Wwf: “Cambiare l’attuale sistema”
‘Il nostro modello lineare di estrarre-produrre-utilizzare-buttare, soprattutto quando legato alle materie plastiche, ha un impatto iniquo sui Paesi più vulnerabili e svantaggiati. Oltre a non risolvere la crisi mondiale dell’inquinamento da plastica nel modo più efficiente, l’attuale sistema sposta la maggior parte dei costi su coloro che sono meno attrezzati per sostenerli, senza porre alcuna responsabilità su coloro che maggiormente producono e utilizzano i prodotti in plastica’, ha dichiarato Eva Alessi, responsabile Sostenibilità del Wwf Italia.
Il caso del Kenya
Il problema è che costi così diversi hanno implicazioni sostanziali per i Paesi a basso e medio reddito, come ad esempio il Kenya, dove dal 13 al 19 novembre si terrà il terzo incontro di negoziati per un Trattato globale per porre fine all’inquinamento da plastica. Sei anni fa, il Kenya ha fatto un passo importante contro l’inquinamento da plastica vietando i sacchetti di plastica monouso. Oggi, il Paese continua a dover contrastare le importazioni illegali di sacchetti di plastica monouso, evidenziando la natura transfrontaliera del problema e le disuguaglianze dovute all’attuale catena del valore della plastica, che mettono Paesi come il Kenya in una posizione di svantaggio, indipendentemente dalle azioni propositive che intraprendono.

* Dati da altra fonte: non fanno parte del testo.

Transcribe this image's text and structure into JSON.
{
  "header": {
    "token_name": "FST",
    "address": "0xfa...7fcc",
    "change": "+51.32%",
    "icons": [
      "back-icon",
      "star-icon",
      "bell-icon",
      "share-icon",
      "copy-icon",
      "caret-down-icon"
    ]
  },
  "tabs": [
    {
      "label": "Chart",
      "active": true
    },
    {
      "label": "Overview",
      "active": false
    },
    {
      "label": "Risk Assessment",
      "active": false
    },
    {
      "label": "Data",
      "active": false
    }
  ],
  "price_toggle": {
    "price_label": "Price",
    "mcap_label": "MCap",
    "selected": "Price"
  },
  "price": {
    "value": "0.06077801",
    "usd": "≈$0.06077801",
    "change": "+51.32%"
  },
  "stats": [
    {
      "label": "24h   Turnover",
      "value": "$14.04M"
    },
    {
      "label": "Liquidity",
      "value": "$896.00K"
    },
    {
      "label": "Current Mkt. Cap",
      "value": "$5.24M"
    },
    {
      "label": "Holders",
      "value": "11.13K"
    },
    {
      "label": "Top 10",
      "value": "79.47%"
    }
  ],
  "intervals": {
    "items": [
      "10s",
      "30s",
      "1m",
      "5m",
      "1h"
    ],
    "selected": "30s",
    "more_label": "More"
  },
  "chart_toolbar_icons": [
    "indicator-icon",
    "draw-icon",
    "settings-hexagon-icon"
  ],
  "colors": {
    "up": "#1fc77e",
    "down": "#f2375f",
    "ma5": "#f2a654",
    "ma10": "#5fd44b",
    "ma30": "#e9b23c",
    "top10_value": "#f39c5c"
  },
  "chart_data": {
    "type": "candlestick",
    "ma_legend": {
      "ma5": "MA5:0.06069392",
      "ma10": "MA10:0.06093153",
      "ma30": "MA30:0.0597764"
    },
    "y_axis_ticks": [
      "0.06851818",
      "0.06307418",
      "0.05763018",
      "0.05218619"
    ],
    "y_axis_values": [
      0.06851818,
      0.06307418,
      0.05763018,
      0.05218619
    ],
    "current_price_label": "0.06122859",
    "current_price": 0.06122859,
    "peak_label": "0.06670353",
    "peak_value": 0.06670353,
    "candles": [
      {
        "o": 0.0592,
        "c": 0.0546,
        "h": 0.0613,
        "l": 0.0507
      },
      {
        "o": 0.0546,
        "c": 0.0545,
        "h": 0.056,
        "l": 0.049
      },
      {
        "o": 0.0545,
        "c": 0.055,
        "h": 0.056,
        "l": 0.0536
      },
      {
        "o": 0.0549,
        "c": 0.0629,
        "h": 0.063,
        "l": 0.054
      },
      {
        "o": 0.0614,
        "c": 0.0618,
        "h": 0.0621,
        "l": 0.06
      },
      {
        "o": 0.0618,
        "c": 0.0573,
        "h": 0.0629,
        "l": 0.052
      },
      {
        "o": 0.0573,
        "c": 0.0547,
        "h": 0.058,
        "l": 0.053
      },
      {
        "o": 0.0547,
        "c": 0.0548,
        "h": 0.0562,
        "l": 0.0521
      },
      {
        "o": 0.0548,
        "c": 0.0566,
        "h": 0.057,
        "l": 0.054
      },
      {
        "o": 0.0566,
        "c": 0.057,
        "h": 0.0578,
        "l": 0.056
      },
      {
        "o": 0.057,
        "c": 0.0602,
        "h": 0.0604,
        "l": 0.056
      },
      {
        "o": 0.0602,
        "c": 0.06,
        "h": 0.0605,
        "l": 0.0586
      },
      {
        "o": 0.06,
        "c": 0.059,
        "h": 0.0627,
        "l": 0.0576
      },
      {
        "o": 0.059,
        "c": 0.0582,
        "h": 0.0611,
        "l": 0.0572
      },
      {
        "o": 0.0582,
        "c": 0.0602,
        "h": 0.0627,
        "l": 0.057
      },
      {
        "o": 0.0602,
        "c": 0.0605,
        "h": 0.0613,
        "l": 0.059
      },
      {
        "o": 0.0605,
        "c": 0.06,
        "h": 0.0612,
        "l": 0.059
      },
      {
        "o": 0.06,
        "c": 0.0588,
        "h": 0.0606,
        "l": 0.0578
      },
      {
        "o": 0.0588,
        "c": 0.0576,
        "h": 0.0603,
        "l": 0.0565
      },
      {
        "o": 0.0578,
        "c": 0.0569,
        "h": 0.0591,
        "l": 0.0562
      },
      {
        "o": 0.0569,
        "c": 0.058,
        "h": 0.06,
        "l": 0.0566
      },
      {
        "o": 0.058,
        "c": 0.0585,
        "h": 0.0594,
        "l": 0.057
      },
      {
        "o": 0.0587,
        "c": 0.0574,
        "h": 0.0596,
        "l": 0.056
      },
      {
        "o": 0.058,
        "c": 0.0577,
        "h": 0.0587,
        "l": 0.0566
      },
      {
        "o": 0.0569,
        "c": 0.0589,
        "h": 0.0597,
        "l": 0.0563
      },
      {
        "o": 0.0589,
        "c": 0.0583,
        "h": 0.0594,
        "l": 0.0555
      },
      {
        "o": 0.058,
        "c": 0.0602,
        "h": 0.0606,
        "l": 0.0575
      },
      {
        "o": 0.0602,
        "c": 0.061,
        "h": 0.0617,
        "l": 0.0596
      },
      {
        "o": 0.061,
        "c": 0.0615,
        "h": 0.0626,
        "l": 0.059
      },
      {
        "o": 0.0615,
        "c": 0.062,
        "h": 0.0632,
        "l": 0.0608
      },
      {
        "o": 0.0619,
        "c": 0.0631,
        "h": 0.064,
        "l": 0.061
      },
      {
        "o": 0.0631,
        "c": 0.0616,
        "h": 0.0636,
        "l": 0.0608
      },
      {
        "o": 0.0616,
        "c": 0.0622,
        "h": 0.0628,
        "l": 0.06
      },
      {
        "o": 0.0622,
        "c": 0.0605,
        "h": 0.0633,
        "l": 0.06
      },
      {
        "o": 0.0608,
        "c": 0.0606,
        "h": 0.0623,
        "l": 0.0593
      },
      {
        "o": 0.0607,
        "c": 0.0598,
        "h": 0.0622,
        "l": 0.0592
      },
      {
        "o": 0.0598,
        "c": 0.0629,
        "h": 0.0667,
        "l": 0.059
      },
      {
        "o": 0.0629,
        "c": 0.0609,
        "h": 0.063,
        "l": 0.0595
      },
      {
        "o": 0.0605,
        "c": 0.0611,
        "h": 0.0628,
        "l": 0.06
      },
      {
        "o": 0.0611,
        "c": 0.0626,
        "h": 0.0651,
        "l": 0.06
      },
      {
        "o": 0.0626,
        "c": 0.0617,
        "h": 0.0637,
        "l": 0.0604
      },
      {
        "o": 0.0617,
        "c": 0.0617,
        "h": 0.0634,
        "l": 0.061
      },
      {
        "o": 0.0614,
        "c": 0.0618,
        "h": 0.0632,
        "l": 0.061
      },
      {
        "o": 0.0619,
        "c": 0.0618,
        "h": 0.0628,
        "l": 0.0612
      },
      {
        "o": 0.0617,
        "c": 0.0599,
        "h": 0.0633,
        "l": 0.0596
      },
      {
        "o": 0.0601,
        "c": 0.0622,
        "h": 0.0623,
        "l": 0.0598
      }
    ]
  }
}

Regole vincolanti anche per i Paesi forti che producono più plastica
Il Wwf lancia dunque un monito sull’importanza di definire regole globali vincolanti ed eque sulla produzione e sul consumo di plastica, e per promuovere da parte di tutti un impiego più attento in linea con quanto racconta l’organizzazione in questi giorni attraverso la campagna Sustainable Future. ‘Il rapporto sulla plastica segnala l’urgenza di una revisione dell’attuale sistema plastica. Il business-as-usual potrebbe essere una condanna a morte non solo per un numero crescente di specie vittime della plastica, ma anche per molte delle comunità umane, vulnerabili ed emarginate del nostro Pianeta, per un aumento dei rischi sia per la salute, dovuti sia all’esposizione a sostanze chimiche tossiche veicolate dalla plastica, sia per vere e proprie “inondazioni e mareggiate” di rifiuti di plastica. Il Trattato globale per contrare l’inquinamento da plastica è la nostra occasione per cambiare questa situazione, includendo regole globali vincolanti ed eque sulla sua produzione e sul suo consumo’. I costi sproporzionatamente maggiori che i Paesi a basso e medio reddito sostengono sono il risultato diretto di tre disuguaglianze strutturali che rafforzano l’attuale sistema.
I Paesi poveri non hanno voce in capitole sulle materie da produrre
La prima disuguaglianza è che il sistema pone i Paesi a basso e medio reddito in una posizione di svantaggio, in quanto hanno un’influenza minima su quali materiali in plastica vengono prodotti e su come sono progettati, ma spesso ci si aspetta che sappiano gestire questi prodotti una volta raggiunta la fine del loro ciclo di vita. Le considerazioni sulla progettazione di prodotti e sistemi sono in genere fatte più a monte, nei Paesi con una estesa e massiccia produzione di plastica e da aziende multinazionali con sede in Paesi ad alto reddito. I dati fino al 2019 evidenziano come solo il 9% dei rifiuti di plastica vien riciclato. Attualmente, circa il 60% della produzione globale di plastica è destinata a prodotti monouso, che sono progettati per essere gettati via dopo un solo utilizzo.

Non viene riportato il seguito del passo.